Jack Ass is quite right, though, in saying that, based on Washington's Sovietlike mandates, he certainly could have done what FDR did, and more (America has a disturbing anti-democratic tendency to elect generals president -- Jackson, Grant, Eisenhower, etc.). Instead, he stepped aside and literally forced America to become a democracy when the door was open for dictatorship. For that alone, to say nothing of his winning a war against the world's only true superpower of the time, Americans rightly worship the ground Washington slept on -- even though it's rather filthy ground indeed.
But Jack Ass is forgetting two things (that is, if he isn't a total moron who never knew them in the first place because he spends all his time dressing up like slave-owner Thomas Jefferson, who only became president because of highly dubious dealings in the House of Representatives and then went on to unconstitutionally buy a third of North America without permission):
First, nothing remotely like 9/11 occurred on Washington's watch. When the Civil War broke out, Abraham Lincoln (who hadn't been elected with a majority of the popular vote) suspended the constitutional right of habeas corpus and played fast and loose with democracy in so many ways that it's hard to understand how he managed to avoid impeachment.

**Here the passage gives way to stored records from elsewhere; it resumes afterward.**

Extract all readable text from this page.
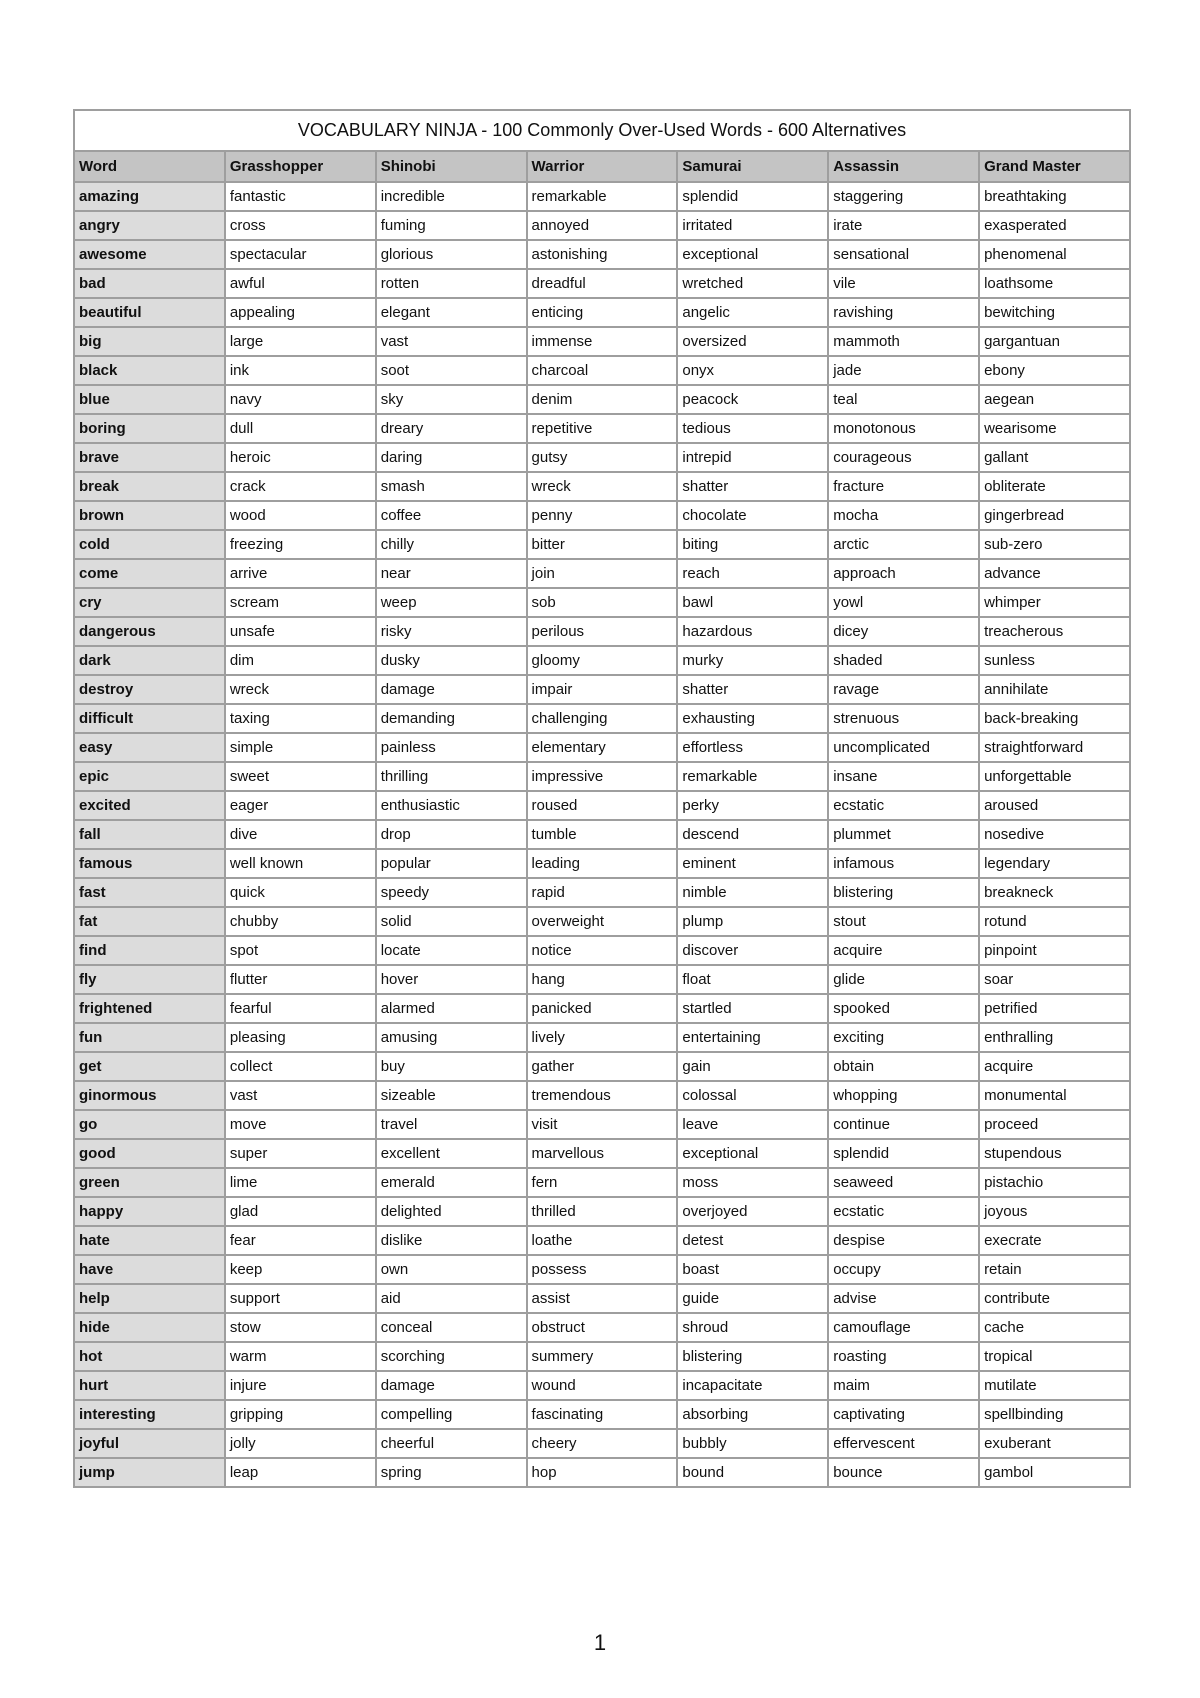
VOCABULARY NINJA - 100 Commonly Over-Used Words - 600 Alternatives						
Word	Grasshopper	Shinobi	Warrior	Samurai	Assassin	Grand Master
amazing	fantastic	incredible	remarkable	splendid	staggering	breathtaking
angry	cross	fuming	annoyed	irritated	irate	exasperated
awesome	spectacular	glorious	astonishing	exceptional	sensational	phenomenal
bad	awful	rotten	dreadful	wretched	vile	loathsome
beautiful	appealing	elegant	enticing	angelic	ravishing	bewitching
big	large	vast	immense	oversized	mammoth	gargantuan
black	ink	soot	charcoal	onyx	jade	ebony
blue	navy	sky	denim	peacock	teal	aegean
boring	dull	dreary	repetitive	tedious	monotonous	wearisome
brave	heroic	daring	gutsy	intrepid	courageous	gallant
break	crack	smash	wreck	shatter	fracture	obliterate
brown	wood	coffee	penny	chocolate	mocha	gingerbread
cold	freezing	chilly	bitter	biting	arctic	sub-zero
come	arrive	near	join	reach	approach	advance
cry	scream	weep	sob	bawl	yowl	whimper
dangerous	unsafe	risky	perilous	hazardous	dicey	treacherous
dark	dim	dusky	gloomy	murky	shaded	sunless
destroy	wreck	damage	impair	shatter	ravage	annihilate
difficult	taxing	demanding	challenging	exhausting	strenuous	back-breaking
easy	simple	painless	elementary	effortless	uncomplicated	straightforward
epic	sweet	thrilling	impressive	remarkable	insane	unforgettable
excited	eager	enthusiastic	roused	perky	ecstatic	aroused
fall	dive	drop	tumble	descend	plummet	nosedive
famous	well known	popular	leading	eminent	infamous	legendary
fast	quick	speedy	rapid	nimble	blistering	breakneck
fat	chubby	solid	overweight	plump	stout	rotund
find	spot	locate	notice	discover	acquire	pinpoint
fly	flutter	hover	hang	float	glide	soar
frightened	fearful	alarmed	panicked	startled	spooked	petrified
fun	pleasing	amusing	lively	entertaining	exciting	enthralling
get	collect	buy	gather	gain	obtain	acquire
ginormous	vast	sizeable	tremendous	colossal	whopping	monumental
go	move	travel	visit	leave	continue	proceed
good	super	excellent	marvellous	exceptional	splendid	stupendous
green	lime	emerald	fern	moss	seaweed	pistachio
happy	glad	delighted	thrilled	overjoyed	ecstatic	joyous
hate	fear	dislike	loathe	detest	despise	execrate
have	keep	own	possess	boast	occupy	retain
help	support	aid	assist	guide	advise	contribute
hide	stow	conceal	obstruct	shroud	camouflage	cache
hot	warm	scorching	summery	blistering	roasting	tropical
hurt	injure	damage	wound	incapacitate	maim	mutilate
interesting	gripping	compelling	fascinating	absorbing	captivating	spellbinding
joyful	jolly	cheerful	cheery	bubbly	effervescent	exuberant
jump	leap	spring	hop	bound	bounce	gambol
1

Most of all, he unconstitutionally sought to abolish slavery by "proclamation," suggesting that an American president can change the text of the constitution just by deciding it should be so (remember, Washington owned slaves and the founding fathers wrote a constitution that allowed slavery, which is why the constitution had to be amended to abolish the institution after Lincoln was assassinated).* Maybe George Bush has gone too far in seeking to protect America from terrorism. Many people would agree that he has. But for Jack Ass to suggest that Washington would have acted differently is the worst kind of intellectual dishonesty imaginable. There's absolutely no evidence he would have.
And second, George Bush was re-elected in 2004 with a majority of the popular vote. Unlike in Washington's time, women were allowed to vote, and so were black people. People were well familiar with Bush's leadership style, and with the fact that there had not been one single incident of domestic terrorism since 9/11. So, what Jack Ass should have been doing (if anything) was to point his finger not at Bush but at the people of the country, condemning them rather than the president.

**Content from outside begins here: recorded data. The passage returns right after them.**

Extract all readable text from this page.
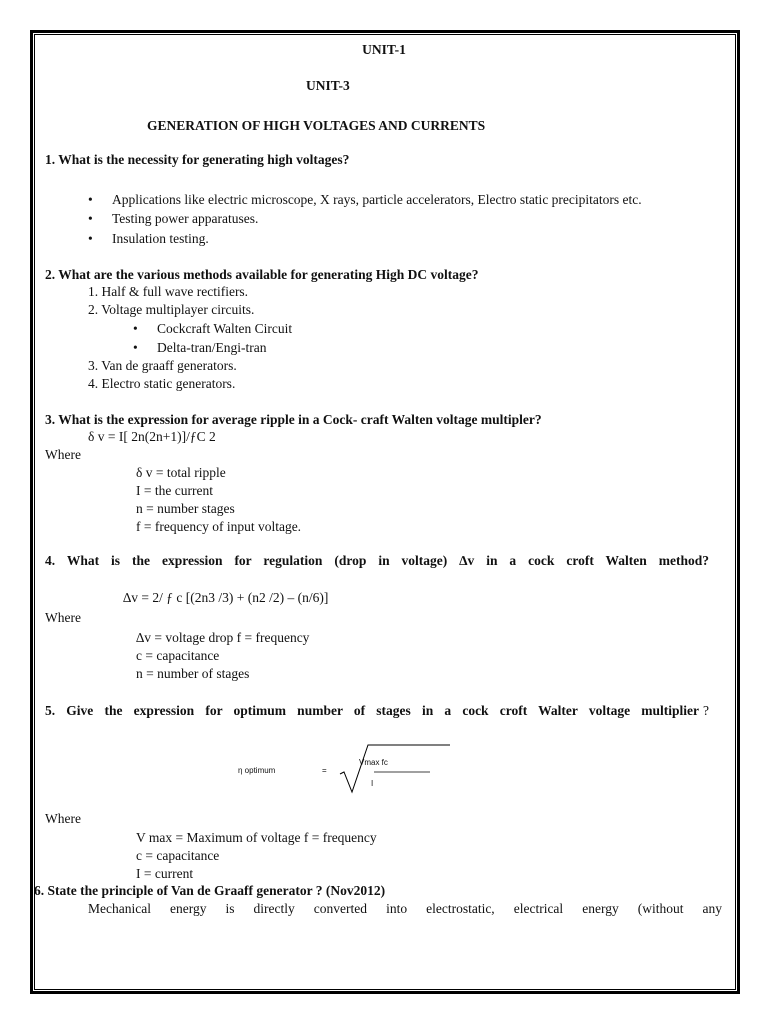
UNIT-1
UNIT-3
GENERATION OF HIGH VOLTAGES AND CURRENTS
1. What is the necessity for generating high voltages?
• Applications like electric microscope, X rays, particle accelerators, Electro static precipitators etc.
• Testing power apparatuses.
• Insulation testing.
2. What are the various methods available for generating High DC voltage?
1. Half & full wave rectifiers.
2. Voltage multiplayer circuits.
• Cockcraft Walten Circuit
• Delta-tran/Engi-tran
3. Van de graaff generators.
4. Electro static generators.
3. What is the expression for average ripple in a Cock- craft Walten voltage multipler?
δ v = I[ 2n(2n+1)]/ƒC 2
Where
δ v = total ripple
I = the current
n = number stages
f = frequency of input voltage.
4. What is the expression for regulation (drop in voltage) ∆v in a cock croft Walten method?
∆v = 2/ ƒ c [(2n3 /3) + (n2 /2) – (n/6)]
Where
∆v = voltage drop f = frequency
c = capacitance
n = number of stages
5. Give the expression for optimum number of stages in a cock croft Walter voltage multiplier ?
η optimum	=
Vmax fc
I
Where
V max = Maximum of voltage f = frequency
c = capacitance
I = current
6. State the principle of Van de Graaff generator ? (Nov2012)
Mechanical energy is directly converted into electrostatic, electrical energy (without any
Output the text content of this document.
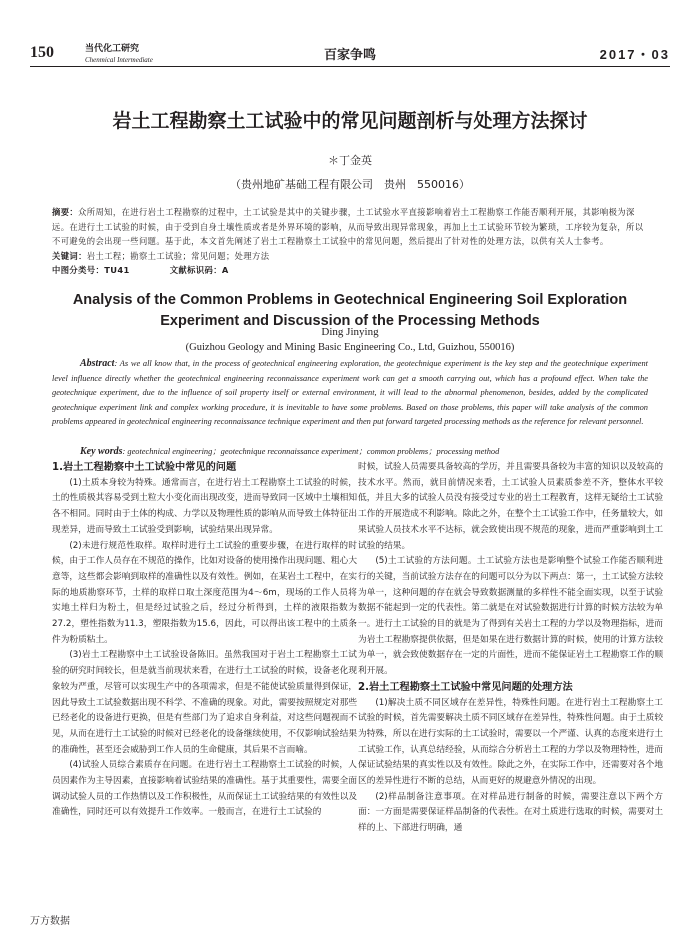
150	当代化工研究
Chenmical Intermediate	百家争鸣	2017・03
岩土工程勘察土工试验中的常见问题剖析与处理方法探讨
＊丁金英
（贵州地矿基础工程有限公司　贵州　550016）
摘要：众所周知，在进行岩土工程勘察的过程中，土工试验是其中的关键步骤，土工试验水平直接影响着岩土工程勘察工作能否顺利开展，其影响极为深远。在进行土工试验的时候，由于受到自身土壤性质或者是外界环境的影响，从而导致出现异常现象，再加上土工试验环节较为繁琐，工序较为复杂，所以不可避免的会出现一些问题。基于此，本文首先阐述了岩土工程勘察土工试验中的常见问题，然后提出了针对性的处理方法，以供有关人士参考。
关键词：岩土工程；勘察土工试验；常见问题；处理方法
中图分类号：TU41	文献标识码：A
Analysis of the Common Problems in Geotechnical Engineering Soil Exploration
Experiment and Discussion of the Processing Methods
Ding Jinying
(Guizhou Geology and Mining Basic Engineering Co., Ltd, Guizhou, 550016)
Abstract: As we all know that, in the process of geotechnical engineering exploration, the geotechnique experiment is the key step and the geotechnique experiment level influence directly whether the geotechnical engineering reconnaissance experiment work can get a smooth carrying out, which has a profound effect. When take the geotechnique experiment, due to the influence of soil property itself or external environment, it will lead to the abnormal phenomenon, besides, added by the complicated geotechnique experiment link and complex working procedure, it is inevitable to have some problems. Based on those problems, this paper will take analysis of the common problems appeared in geotechnical engineering reconnaissance technique experiment and then put forward targeted processing methods as the reference for relevant personnel.
Key words: geotechnical engineering；geotechnique reconnaissance experiment；common problems；processing method
1.岩土工程勘察中土工试验中常见的问题

(1)土质本身较为特殊。通常而言，在进行岩土工程勘察土工试验的时候，土的性质极其容易受到土粒大小变化而出现改变，进而导致同一区域中土壤相知各不相同。同时由于土体的构成、力学以及物理性质的影响从而导致土体特征出现差异，进而导致土工试验受到影响，试验结果出现异常。

(2)未进行规范性取样。取样时进行土工试验的重要步骤，在进行取样的时候，由于工作人员存在不规范的操作，比如对设备的使用操作出现问题、粗心大意等，这些都会影响到取样的准确性以及有效性。例如，在某岩土工程中，在实际的地质勘察环节，土样的取样口取土深度范围为4～6m，现场的工作人员将实地土样归为粉土，但是经过试验之后，经过分析得到，土样的液限指数为27.2，塑性指数为11.3，塑限指数为15.6，因此，可以得出该工程中的土质条件为粉质粘土。

(3)岩土工程勘察中土工试验设备陈旧。虽然我国对于岩土工程勘察土工试验的研究时间较长，但是就当前现状来看，在进行土工试验的时候，设备老化现象较为严重，尽管可以实现生产中的各项需求，但是不能使试验质量得到保证，因此导致土工试验数据出现不科学、不准确的现象。对此，需要按照规定对那些已经老化的设备进行更换，但是有些部门为了追求自身利益，对这些问题视而不见，从而在进行土工试验的时候对已经老化的设备继续使用，不仅影响试验结果的准确性，甚至还会威胁到工作人员的生命健康，其后果不言而喻。

(4)试验人员综合素质存在问题。在进行岩土工程勘察土工试验的时候，人员因素作为主导因素，直接影响着试验结果的准确性。基于其重要性，需要全面调动试验人员的工作热情以及工作积极性，从而保证土工试验结果的有效性以及准确性，同时还可以有效提升工作效率。一般而言，在进行土工试验的

时候，试验人员需要具备较高的学历，并且需要具备较为丰富的知识以及较高的技术水平。然而，就目前情况来看，土工试验人员素质参差不齐，整体水平较低，并且大多的试验人员没有接受过专业的岩土工程教育，这样无疑给土工试验工作的开展造成不利影响。除此之外，在整个土工试验工作中，任务量较大，如果试验人员技术水平不达标，就会致使出现不规范的现象，进而严重影响到土工试验的结果。

(5)土工试验的方法问题。土工试验方法也是影响整个试验工作能否顺利进行的关键，当前试验方法存在的问题可以分为以下两点：第一，土工试验方法较为单一，这种问题的存在就会导致数据测量的多样性不能全面实现，以至于试验数据不能起到一定的代表性。第二就是在对试验数据进行计算的时候方法较为单一。进行土工试验的目的就是为了得到有关岩土工程的力学以及物理指标，进而为岩土工程勘察提供依据，但是如果在进行数据计算的时候，使用的计算方法较为单一，就会致使数据存在一定的片面性，进而不能保证岩土工程勘察工作的顺利开展。

2.岩土工程勘察土工试验中常见问题的处理方法

(1)解决土质不同区域存在差异性，特殊性问题。在进行岩土工程勘察土工试验的时候，首先需要解决土质不同区域存在差异性，特殊性问题。由于土质较为特殊，所以在进行实际的土工试验时，需要以一个严谨、认真的态度来进行土工试验工作，认真总结经验，从而综合分析岩土工程的力学以及物理特性，进而保证试验结果的真实性以及有效性。除此之外，在实际工作中，还需要对各个地区的差异性进行不断的总结，从而更好的规避意外情况的出现。

(2)样品制备注意事项。在对样品进行制备的时候，需要注意以下两个方面：一方面是需要保证样品制备的代表性。在对土质进行选取的时候，需要对土样的上、下部进行明确，通

万方数据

But, you see, this cowardly little Jack Ass microbe didn't have the guts for something like that. So, instead, he simply relied on propaganda.
On the whole, I have to say, I wouldn't rather be in Philadelphia.

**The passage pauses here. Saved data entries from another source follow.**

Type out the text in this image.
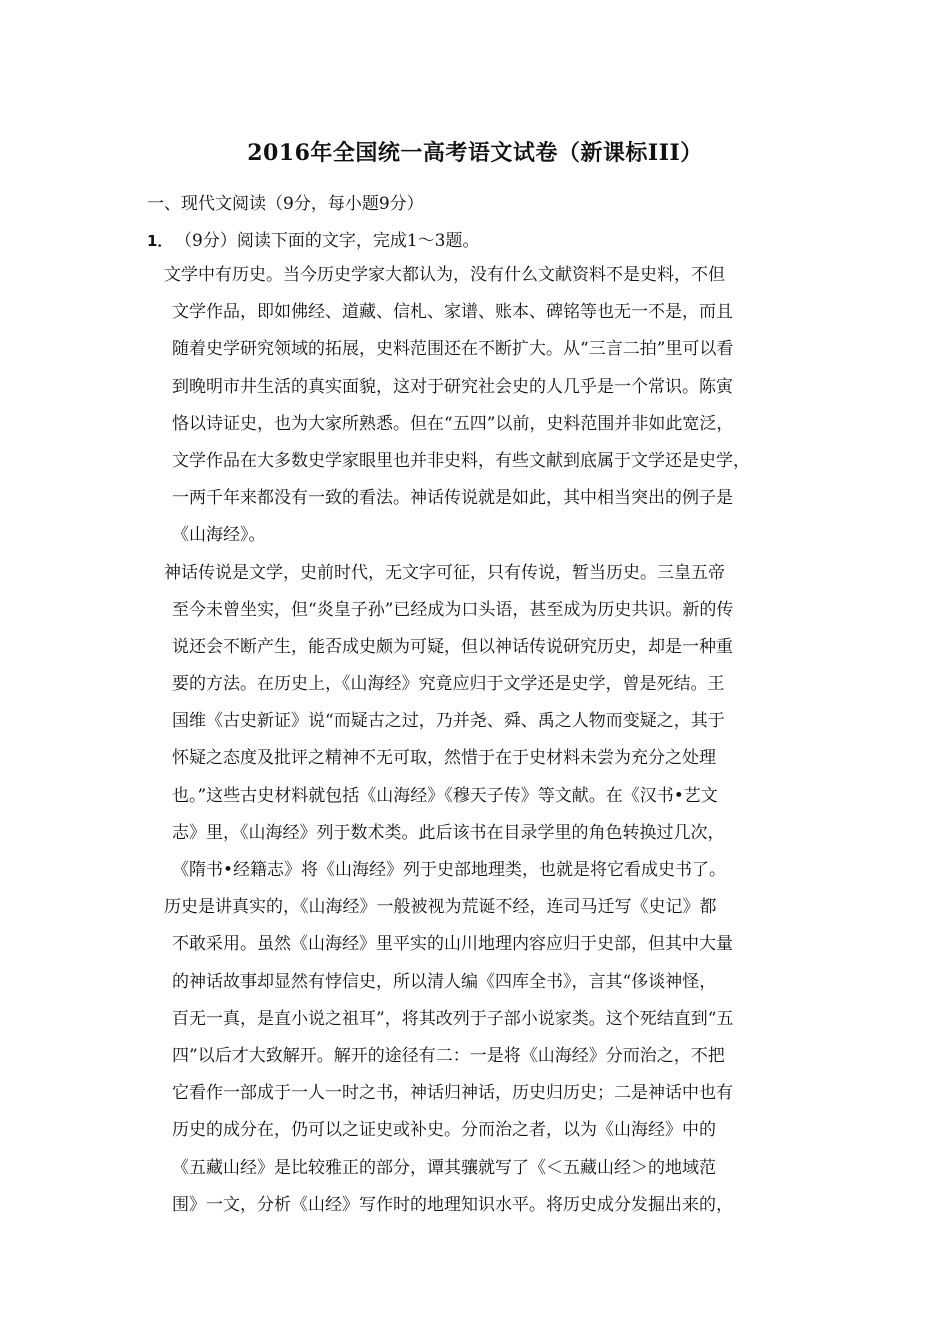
2016年全国统一高考语文试卷（新课标III）
一、现代文阅读（9分，每小题9分）
1． （9分）阅读下面的文字，完成1～3题。
文学中有历史。当今历史学家大都认为，没有什么文献资料不是史料，不但
文学作品，即如佛经、道藏、信札、家谱、账本、碑铭等也无一不是，而且
随着史学研究领域的拓展，史料范围还在不断扩大。从“三言二拍”里可以看
到晚明市井生活的真实面貌，这对于研究社会史的人几乎是一个常识。陈寅
恪以诗证史，也为大家所熟悉。但在“五四”以前，史料范围并非如此宽泛，
文学作品在大多数史学家眼里也并非史料，有些文献到底属于文学还是史学，
一两千年来都没有一致的看法。神话传说就是如此，其中相当突出的例子是
《山海经》。
神话传说是文学，史前时代，无文字可征，只有传说，暂当历史。三皇五帝
至今未曾坐实，但“炎皇子孙”已经成为口头语，甚至成为历史共识。新的传
说还会不断产生，能否成史颇为可疑，但以神话传说研究历史，却是一种重
要的方法。在历史上，《山海经》究竟应归于文学还是史学，曾是死结。王
国维《古史新证》说“而疑古之过，乃并尧、舜、禹之人物而变疑之，其于
怀疑之态度及批评之精神不无可取，然惜于在于史材料未尝为充分之处理
也。”这些古史材料就包括《山海经》《穆天子传》等文献。在《汉书•艺文
志》里，《山海经》列于数术类。此后该书在目录学里的角色转换过几次，
《隋书•经籍志》将《山海经》列于史部地理类，也就是将它看成史书了。
历史是讲真实的，《山海经》一般被视为荒诞不经，连司马迁写《史记》都
不敢采用。虽然《山海经》里平实的山川地理内容应归于史部，但其中大量
的神话故事却显然有悖信史，所以清人编《四库全书》，言其“侈谈神怪，
百无一真，是直小说之祖耳”，将其改列于子部小说家类。这个死结直到“五
四”以后才大致解开。解开的途径有二：一是将《山海经》分而治之，不把
它看作一部成于一人一时之书，神话归神话，历史归历史；二是神话中也有
历史的成分在，仍可以之证史或补史。分而治之者，以为《山海经》中的
《五藏山经》是比较雅正的部分，谭其骧就写了《＜五藏山经＞的地域范
围》一文，分析《山经》写作时的地理知识水平。将历史成分发掘出来的，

*Footnote: You can argue if you like that Lincoln was only trying to abolish slavery in the South, not the North, so it wasn't unconstitutional because the South wasn't part of America any more. Except that you can't, because Lincoln said it was, and in fact that was why he was fighting the war, not to free the slaves. Besides that, Lincoln did nothing after the "proclamation" to amend the Constitution to abolish slavery in the North, something that only happened after he'd been killed. So either he was a maniacal racist, and just using slavery as a weapon of war, or else he thought the "proclamation" was enough.